On the edit side, Matthew Wood and David Acord, both Star Wars vets, were closely devoted to making sure the sounds of the film (specifically Kylo Ren, the series’ new big bad) were distinct enough to recognize even when offscreen. “We set J.J. up with a tactical interface so he could be more hands on in the creative process and have points to touch on a synthesizer, controlling timbre and pitch,’ Matthew Wood told the LA Times. “We then brought actors in to guide an emotional beat and refined BB-8 until we found its final audio palette," Wood says. "Kylo is very raw with his power and not a very refined person," Acord says. "He's a little hot-tempered and we wanted to reflect that aurally. At the very root level of Ren's Force we used the purr of a cat … slowed way down to a low rumble."

Of course, working on the series wasn’t all about crafting new audio, the series also had an obligation to fit into the sonic profiles of the previous films. “The goal, when you’re talking sound design with Episode VII, is to make it sit acoustically, with IV, V, and VI,” Acord told the Daily Dot. “We wanted to honor the legacy sound effects that Ben Burtt created for the original movies but give them an updated 21st-century patina. That’s the challenge and the goal: to not only use Ben’s sound effects but give them an updated feel.” Lots of the voices for different intergalactic characters needed to be pitched, up, down and generally changed, making room for Wood and Acord to play around with the actual voice recordings they used as a starting place. “There’s some great voice stuff,” Wood continued. “I think Matt Wood just posted a thing called ‘the vocal map’,” a collection of all the voices used to fill out the audio of the film.

Chances of Winning: Incredibly strong. Star Wars’ comeback was strong both critically and for the public, and the franchise has a history of wins in both categories.
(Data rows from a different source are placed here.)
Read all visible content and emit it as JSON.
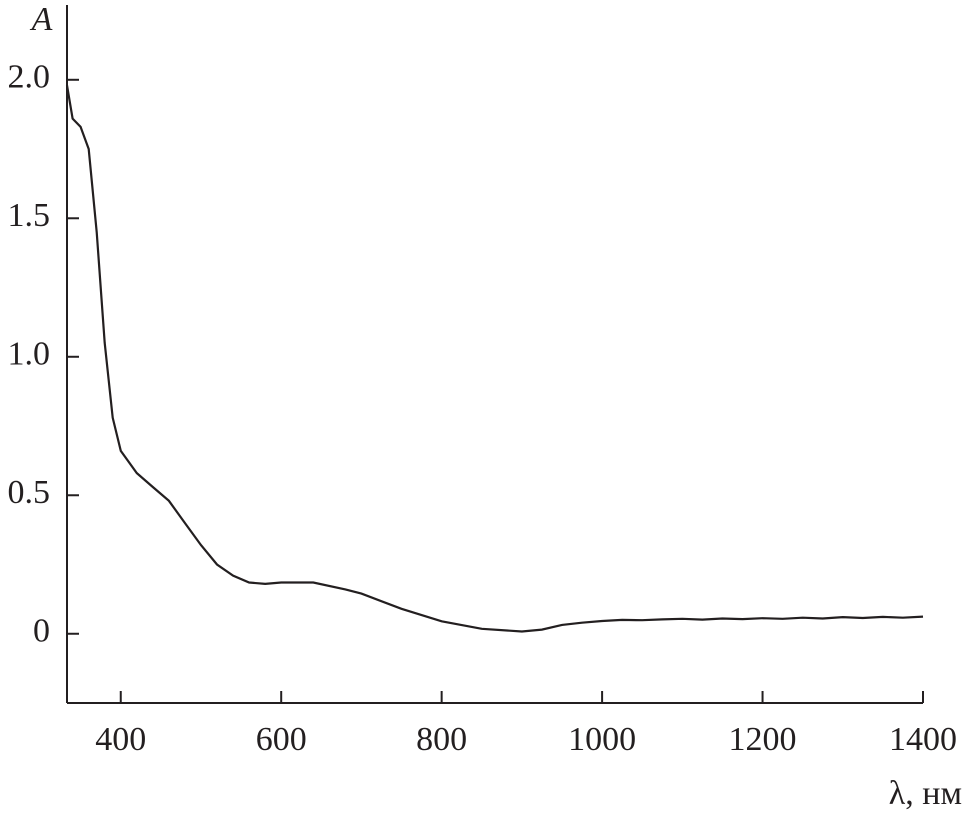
{
  "chart_data": {
    "type": "line",
    "x_label": "λ, нм",
    "y_label": "A",
    "xlim": [
      333,
      1400
    ],
    "ylim": [
      -0.25,
      2.27
    ],
    "xticks": [
      400,
      600,
      800,
      1000,
      1200,
      1400
    ],
    "yticks": [
      0,
      {
        "value": 0.5,
        "label": "0.5"
      },
      {
        "value": 1.0,
        "label": "1.0"
      },
      {
        "value": 1.5,
        "label": "1.5"
      },
      {
        "value": 2.0,
        "label": "2.0"
      }
    ],
    "series": [
      {
        "color": "#231f20",
        "x": [
          333,
          340,
          350,
          360,
          370,
          380,
          390,
          400,
          420,
          440,
          460,
          480,
          500,
          520,
          540,
          560,
          580,
          600,
          640,
          680,
          700,
          750,
          800,
          850,
          900,
          925,
          950,
          975,
          1000,
          1025,
          1050,
          1075,
          1100,
          1125,
          1150,
          1175,
          1200,
          1225,
          1250,
          1275,
          1300,
          1325,
          1350,
          1375,
          1400
        ],
        "values": [
          1.98,
          1.86,
          1.83,
          1.75,
          1.45,
          1.05,
          0.78,
          0.66,
          0.58,
          0.53,
          0.48,
          0.4,
          0.32,
          0.25,
          0.21,
          0.185,
          0.18,
          0.185,
          0.185,
          0.16,
          0.145,
          0.09,
          0.045,
          0.018,
          0.008,
          0.015,
          0.032,
          0.04,
          0.046,
          0.05,
          0.049,
          0.052,
          0.054,
          0.051,
          0.055,
          0.053,
          0.056,
          0.054,
          0.058,
          0.055,
          0.06,
          0.057,
          0.061,
          0.058,
          0.062
        ]
      }
    ]
  }
}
Though the often stripped-down Sicario isn’t the most heavily sound designed film of the bunch, Alan Robert Murray’s subtle editing work on the Villeneuve’s intense thriller worked carefully to layer nearly imperceptible audio elements, resulting in maximum tension. “The way the sound played out on Sicario was we started with a very quiet, unthreatening atmosphere and then slowly moved through scenes feeding different textures via subliminal low-end bass or sound design tones to make the viewer feel that something isn’t right,” Murray told Below the Line News. “Then as the anxiety builds, it suddenly stops to give the audience a second to recover. Then it all hits you over the head with the crescendo of the scene.” The visionary French director offered plenty of guidance to create the most impactful audio experience. “With Denis, there’s a purpose for everything. You’re not just making a muddy track and I find that exceptional. It’s exciting to see a director come into a project so well thought out and have every element in the film mean something and the end result be so seamless.”

Chances of winning: Unfortunately, Sicario’s sound editing is so subtle, it may not be flashy enough to take home any statues. But, like Ex Machina’s visual effects nomination in the face of other giants, it’s impressive that Sicario even be considered amongst these other prestigious titles.